The voter initiative not only legalized marijuana possession for all drinking-age adults, but established a white market industry and taxation model that included licensed producers (the growers), processors (the packagers and manufacturers of derivative products, like cannabis brownies) and retailers.

The catch was that the number of such businesses would be carefully regulated by the state Liquor Control Board. When the Board released its retail distributions by city and county, Issaquah was assigned only one shop license. Like the rest of the 334 licenses, it went up for a lottery among qualified applicants.

“Peter was the lucky guy,” Gehrett said.

The business wasn’t able to open with the first wave of retail stores during summer 2014, but the delay had its benefits, Gehrett said.

Prices on marijuana product within the state sanctioned system — which, due to the taxes imposed on recreational pot, began and have remained more expensive than medical and street prices — have dropped precipitously as more producers and processors have come online.

While prices on flowering buds at retail shops were averaged at $25 per gram in July, according to the Liquor Control Board, they have since dropped 40 percent to an average of $15 per gram.

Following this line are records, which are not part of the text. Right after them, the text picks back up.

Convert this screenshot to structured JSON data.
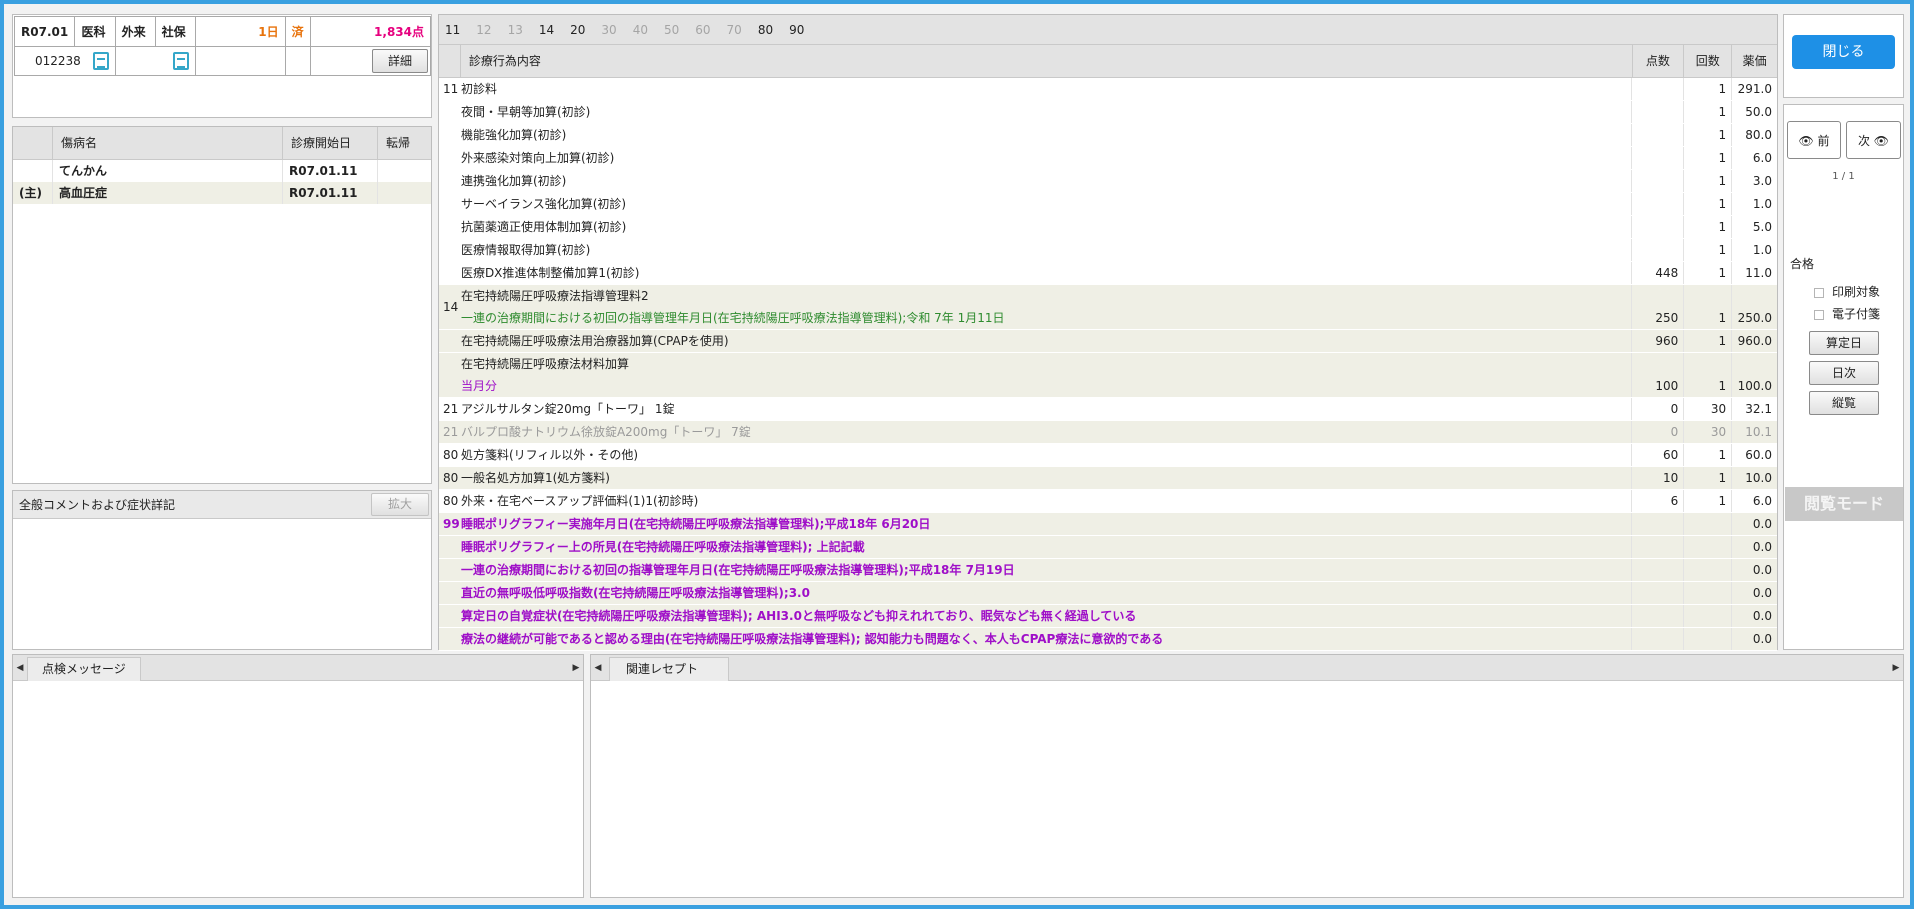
{
  "header": {
    "era_month": "R07.01",
    "department": "医科",
    "visit_type": "外来",
    "insurance": "社保",
    "days": "1日",
    "status": "済",
    "points": "1,834点",
    "patient_no": "012238",
    "detail_button": "詳細"
  },
  "disease": {
    "columns": {
      "name": "傷病名",
      "start_date": "診療開始日",
      "outcome": "転帰"
    },
    "rows": [
      {
        "mark": "",
        "name": "てんかん",
        "start_date": "R07.01.11",
        "outcome": ""
      },
      {
        "mark": "(主)",
        "name": "高血圧症",
        "start_date": "R07.01.11",
        "outcome": ""
      }
    ]
  },
  "comment": {
    "title": "全般コメントおよび症状詳記",
    "expand_button": "拡大"
  },
  "main": {
    "tabs": [
      {
        "label": "11",
        "active": true
      },
      {
        "label": "12",
        "active": false
      },
      {
        "label": "13",
        "active": false
      },
      {
        "label": "14",
        "active": true
      },
      {
        "label": "20",
        "active": true
      },
      {
        "label": "30",
        "active": false
      },
      {
        "label": "40",
        "active": false
      },
      {
        "label": "50",
        "active": false
      },
      {
        "label": "60",
        "active": false
      },
      {
        "label": "70",
        "active": false
      },
      {
        "label": "80",
        "active": true
      },
      {
        "label": "90",
        "active": true
      }
    ],
    "columns": {
      "name": "診療行為内容",
      "points": "点数",
      "count": "回数",
      "price": "薬価"
    },
    "rows": [
      {
        "code": "11",
        "lines": [
          "初診料"
        ],
        "points": "",
        "count": "1",
        "price": "291.0",
        "style": "normal"
      },
      {
        "code": "",
        "lines": [
          "夜間・早朝等加算(初診)"
        ],
        "points": "",
        "count": "1",
        "price": "50.0",
        "style": "normal"
      },
      {
        "code": "",
        "lines": [
          "機能強化加算(初診)"
        ],
        "points": "",
        "count": "1",
        "price": "80.0",
        "style": "normal"
      },
      {
        "code": "",
        "lines": [
          "外来感染対策向上加算(初診)"
        ],
        "points": "",
        "count": "1",
        "price": "6.0",
        "style": "normal"
      },
      {
        "code": "",
        "lines": [
          "連携強化加算(初診)"
        ],
        "points": "",
        "count": "1",
        "price": "3.0",
        "style": "normal"
      },
      {
        "code": "",
        "lines": [
          "サーベイランス強化加算(初診)"
        ],
        "points": "",
        "count": "1",
        "price": "1.0",
        "style": "normal"
      },
      {
        "code": "",
        "lines": [
          "抗菌薬適正使用体制加算(初診)"
        ],
        "points": "",
        "count": "1",
        "price": "5.0",
        "style": "normal"
      },
      {
        "code": "",
        "lines": [
          "医療情報取得加算(初診)"
        ],
        "points": "",
        "count": "1",
        "price": "1.0",
        "style": "normal"
      },
      {
        "code": "",
        "lines": [
          "医療DX推進体制整備加算1(初診)"
        ],
        "points": "448",
        "count": "1",
        "price": "11.0",
        "style": "normal"
      },
      {
        "code": "14",
        "lines": [
          "在宅持続陽圧呼吸療法指導管理料2",
          "一連の治療期間における初回の指導管理年月日(在宅持続陽圧呼吸療法指導管理料);令和 7年 1月11日"
        ],
        "sub_color": "green",
        "points": "250",
        "count": "1",
        "price": "250.0",
        "style": "alt"
      },
      {
        "code": "",
        "lines": [
          "在宅持続陽圧呼吸療法用治療器加算(CPAPを使用)"
        ],
        "points": "960",
        "count": "1",
        "price": "960.0",
        "style": "alt"
      },
      {
        "code": "",
        "lines": [
          "在宅持続陽圧呼吸療法材料加算",
          "当月分"
        ],
        "sub_color": "purple",
        "points": "100",
        "count": "1",
        "price": "100.0",
        "style": "alt"
      },
      {
        "code": "21",
        "lines": [
          "アジルサルタン錠20mg「トーワ」 1錠"
        ],
        "points": "0",
        "count": "30",
        "price": "32.1",
        "style": "normal"
      },
      {
        "code": "21",
        "lines": [
          "バルプロ酸ナトリウム徐放錠A200mg「トーワ」 7錠"
        ],
        "points": "0",
        "count": "30",
        "price": "10.1",
        "style": "gray"
      },
      {
        "code": "80",
        "lines": [
          "処方箋料(リフィル以外・その他)"
        ],
        "points": "60",
        "count": "1",
        "price": "60.0",
        "style": "normal"
      },
      {
        "code": "80",
        "lines": [
          "一般名処方加算1(処方箋料)"
        ],
        "points": "10",
        "count": "1",
        "price": "10.0",
        "style": "alt"
      },
      {
        "code": "80",
        "lines": [
          "外来・在宅ベースアップ評価料(1)1(初診時)"
        ],
        "points": "6",
        "count": "1",
        "price": "6.0",
        "style": "normal"
      },
      {
        "code": "99",
        "lines": [
          "睡眠ポリグラフィー実施年月日(在宅持続陽圧呼吸療法指導管理料);平成18年 6月20日"
        ],
        "points": "",
        "count": "",
        "price": "0.0",
        "style": "purple"
      },
      {
        "code": "",
        "lines": [
          "睡眠ポリグラフィー上の所見(在宅持続陽圧呼吸療法指導管理料); 上記記載"
        ],
        "points": "",
        "count": "",
        "price": "0.0",
        "style": "purple"
      },
      {
        "code": "",
        "lines": [
          "一連の治療期間における初回の指導管理年月日(在宅持続陽圧呼吸療法指導管理料);平成18年 7月19日"
        ],
        "points": "",
        "count": "",
        "price": "0.0",
        "style": "purple"
      },
      {
        "code": "",
        "lines": [
          "直近の無呼吸低呼吸指数(在宅持続陽圧呼吸療法指導管理料);3.0"
        ],
        "points": "",
        "count": "",
        "price": "0.0",
        "style": "purple"
      },
      {
        "code": "",
        "lines": [
          "算定日の自覚症状(在宅持続陽圧呼吸療法指導管理料); AHI3.0と無呼吸なども抑えれれており、眠気なども無く経過している"
        ],
        "points": "",
        "count": "",
        "price": "0.0",
        "style": "purple"
      },
      {
        "code": "",
        "lines": [
          "療法の継続が可能であると認める理由(在宅持続陽圧呼吸療法指導管理料); 認知能力も問題なく、本人もCPAP療法に意欲的である"
        ],
        "points": "",
        "count": "",
        "price": "0.0",
        "style": "purple"
      }
    ]
  },
  "side": {
    "close_button": "閉じる",
    "prev_button": "前",
    "next_button": "次",
    "page_indicator": "1 / 1",
    "result_label": "合格",
    "print_target": "印刷対象",
    "electronic_attach": "電子付箋",
    "calc_date_button": "算定日",
    "daily_button": "日次",
    "overview_button": "縦覧",
    "mode_label": "閲覧モード"
  },
  "bottom": {
    "check_tab": "点検メッセージ",
    "related_tab": "関連レセプト"
  },
  "colors": {
    "frame": "#3aa0e0",
    "close_button": "#1e90e6",
    "purple_text": "#9f0fc8",
    "green_text": "#2e8b2e",
    "pink_points": "#e6007e",
    "orange_days": "#e8730c"
  }
}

Gehrett acknowledged that, for heavy users, it still made fiscal sense to buy outside of the state-sanctioned system. But he believed that convenience and reliability would win out.

“We hope to drive traffic at fair prices and generate repeat business,” he said.

The company also opened into a geographical market vacuum. The next-closest Eastside marijuana retailers are Green-Theory and The Novel Tree, which both opened in Bellevue in October and November respectively.

The store is already advertising through press relations, social media and online portals such as Leafly — the Yelp of marijuana. Gehrett added they would look at constructing a small road sign near the business in accordance with zoning regulations.

Reach Island LLC will soon open a second licensed retailer in West Seattle, he said.